Answer to Question 1
The hypothalamus of the diencephalon consists of powerful nuclei that regulate, control, or are involved with most of the body's central and autonomic nervous system activities during the fight-or-flight reaction. This center for the fight-or-flight reaction became activated once you became consciously aware of the potential threat of the bang sound.
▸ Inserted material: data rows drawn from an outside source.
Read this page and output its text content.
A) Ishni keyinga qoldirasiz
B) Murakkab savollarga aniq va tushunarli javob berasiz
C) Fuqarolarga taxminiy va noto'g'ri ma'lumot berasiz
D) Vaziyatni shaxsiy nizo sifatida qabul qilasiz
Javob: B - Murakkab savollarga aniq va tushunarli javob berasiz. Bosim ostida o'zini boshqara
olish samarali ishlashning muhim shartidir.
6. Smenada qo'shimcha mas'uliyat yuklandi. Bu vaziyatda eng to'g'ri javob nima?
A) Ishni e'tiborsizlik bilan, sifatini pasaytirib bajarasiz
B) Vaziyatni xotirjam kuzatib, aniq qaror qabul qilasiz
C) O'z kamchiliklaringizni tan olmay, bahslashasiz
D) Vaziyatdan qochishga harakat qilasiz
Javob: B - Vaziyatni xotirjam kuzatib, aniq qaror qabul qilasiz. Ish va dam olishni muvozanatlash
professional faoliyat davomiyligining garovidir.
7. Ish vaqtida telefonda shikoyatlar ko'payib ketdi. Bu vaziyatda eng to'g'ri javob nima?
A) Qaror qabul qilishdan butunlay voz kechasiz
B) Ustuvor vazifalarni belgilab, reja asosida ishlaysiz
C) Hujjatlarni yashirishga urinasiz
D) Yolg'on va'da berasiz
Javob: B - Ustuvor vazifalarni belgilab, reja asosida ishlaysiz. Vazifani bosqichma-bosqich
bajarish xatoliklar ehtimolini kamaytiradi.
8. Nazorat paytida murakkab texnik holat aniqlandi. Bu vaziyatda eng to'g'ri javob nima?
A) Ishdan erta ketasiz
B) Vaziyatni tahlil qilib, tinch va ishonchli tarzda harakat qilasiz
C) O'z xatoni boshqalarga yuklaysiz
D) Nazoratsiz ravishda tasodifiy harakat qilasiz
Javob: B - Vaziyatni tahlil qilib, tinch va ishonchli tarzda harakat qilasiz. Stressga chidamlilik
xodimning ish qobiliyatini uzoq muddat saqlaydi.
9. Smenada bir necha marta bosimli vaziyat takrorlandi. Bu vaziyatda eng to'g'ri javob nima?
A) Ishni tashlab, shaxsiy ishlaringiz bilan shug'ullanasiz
The hypothalamus exerts direct control over fight-or-flight activities during stress through influencing the brain stem to activate sympathetic responses of the viscera and indirect control through its connection to the master gland, the pituitary, to stimulate the endocrine system to facilitate a wide range of fight-or-flight responses. The hypothalamus is responsive to the neocortical command centers, including those involved with cognitions and emotional states, such as the frontal cortex (the outer covering of the brain behind the forehead). The primary emotional arousal states of fear linked to flight and anger linked to fight are strongly associated with the hypothalamus. Electrical stimulation of the posterior (back) region of the hypothalamus produces arousal like when you awakened from sleep after hearing the bang whereas stimulation of the anterior (front) region and the adjacent basal forebrain region produces sleep.
Answer to Question 2
Not everyone suffers from PTSD or other impairments in ability to function following trauma and only a minority develop PTSD. Some may even have transcendent experiences or find meaning in suffering. In the days following the experience of psychological trauma, individuals may have at minimum subclinical symptoms or brief reactive symptoms (less intense or temporary symptoms than would be associated with PTSD), though they may have no long-term resulting functional impairment. In time, a certain percentage of people exposed to traumatic events ultimately experience positive changes. These individuals are said to have experienced posttraumatic growth.